En moins d'une semaine, Augustin avait complètement bouleversé ma vie. Et, pas dans le bon sens.

Je n'ai pas réussi à fermer l'œil de la nuit tourmentée par des pensées contradictoires. Il était un peu plus de cinq heures et je fixai le plafond allongée sur le canapé du salon, dans l'obscurité et le silence le plus total. Je réfléchissais beaucoup mieux dans ces conditions. Je me serais presque senti apaisée si je n'avais pas eu tant de soucis. J'étais une vraie fille de la nuit.

J'avais vécu des moments si merveilleux avec Augustin qu'il m'était impossible de le détester vraiment. Il était mon premier amour et il pouvait bien me menacer, me frapper, m'utiliser, me faire du chantage... Une part de moi, la plus masochiste, continuait à l'aimer. Pendant quelques mois, j'avais eu droit à la vie d'adolescente normale dont je rêvais. J'avais laissé passer mes désirs avant mon petit frère et je devais en payer le prix maintenant que la roue avait tournée. Quelques mois de bonheur pour des années de souffrance. Priam allait être éclaboussé par mes erreurs et jamais je ne me le pardonnerai.

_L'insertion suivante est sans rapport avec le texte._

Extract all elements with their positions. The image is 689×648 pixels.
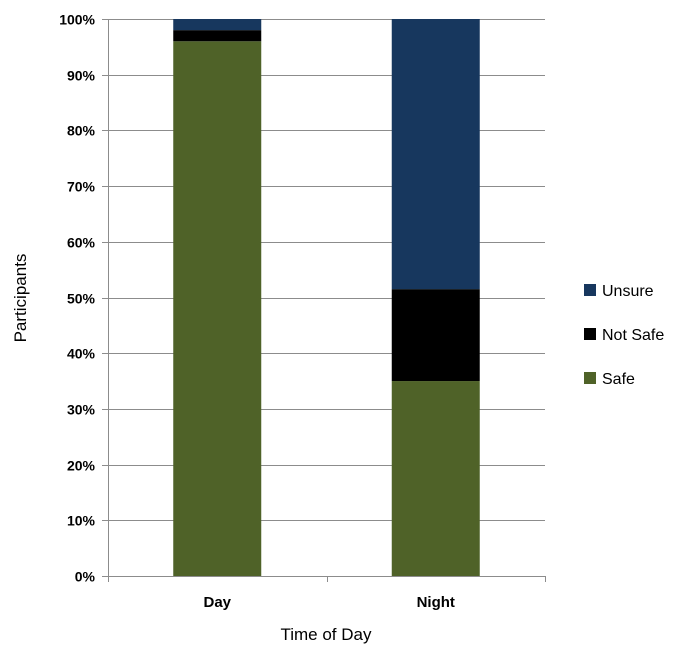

J'enfouis mon visage dans mes mains. Je ne voulais plus revoir le lycée. Je ne voulais plus revoir Augustin. Je voulais fuir aussi loin que possible avec Priam.

- Tu ne dors pas ?

Mon cœur fit un soubresaut et je me redressai brusquement. Mon petit frère se frottait les yeux, debout derrière le canapé.

- Bonjour, Priam.

Je levai les bras pour m'étirer, retenant une grimace. Les hématomes sur mes bras n'avaient pas tout à fait disparus. Pas encore, mais ils finiraient par disparaître. Il en était ainsi de la douleur physique. En revanche, les stigmates psychologiques étaient éternels.

Mon frère alluma deux bougies parfumées à la vanille qu'il déposa dans des bougeoirs sur la table basse, diffusant une lumière tamisée. Il détestait la lumière trop vive du plafonnier qui lui blessait les yeux. Il haussa les sourcils en levant les yeux sur moi.

- Tu pleures ?

Je détournai la tête, certaine d'avoir les yeux rougis.

- Non, ça va. Je suis juste un peu fatiguée.

Un peu ? C'est un euphémisme !

- Tout va bien, ajoutai-je avec un sourire convaincant.

Menteuse ! cracha la petite voix dans ma tête.

Priam aurait été furieux d'apprendre que, par ma faute, sa vie était sur le point de s'écrouler. Il avait mis tant de temps à se construire !

Il me dévisagea, sceptique, avant d'allumer le téléviseur et la console.

- Une course, ça te dit ? proposa-t-il en agitant le boitier de Need for Speed sous mon nez.

Je hochai la tête, contente de pouvoir me changer les idées. J'étais une tueuse aux jeux de courses !

Deux heures plus tard, après neuf victoires et trois défaites, j'éteignis la console. Nous devions tous les deux nous préparer pour les cours. Motivation, motivation...

La luminosité de l'écran m'avait littéralement explosée la rétine mais le plaisir de passer un peu de temps avec mon frère en valait la peine.

En arrivant devant le lycée, je constatai que tous les regards convergeaient dans ma direction. Des élèves que je ne connaissais pas chuchotaient sur mon compte. J'avançai, la boule au ventre en espérant de toutes mes forces ne pas flancher. Je devais procéder étape par étape. D'abord, traverser la cour. Ensuite, affronter ma classe. Enfin, survivre à cette journée. Un jeu d'enfant.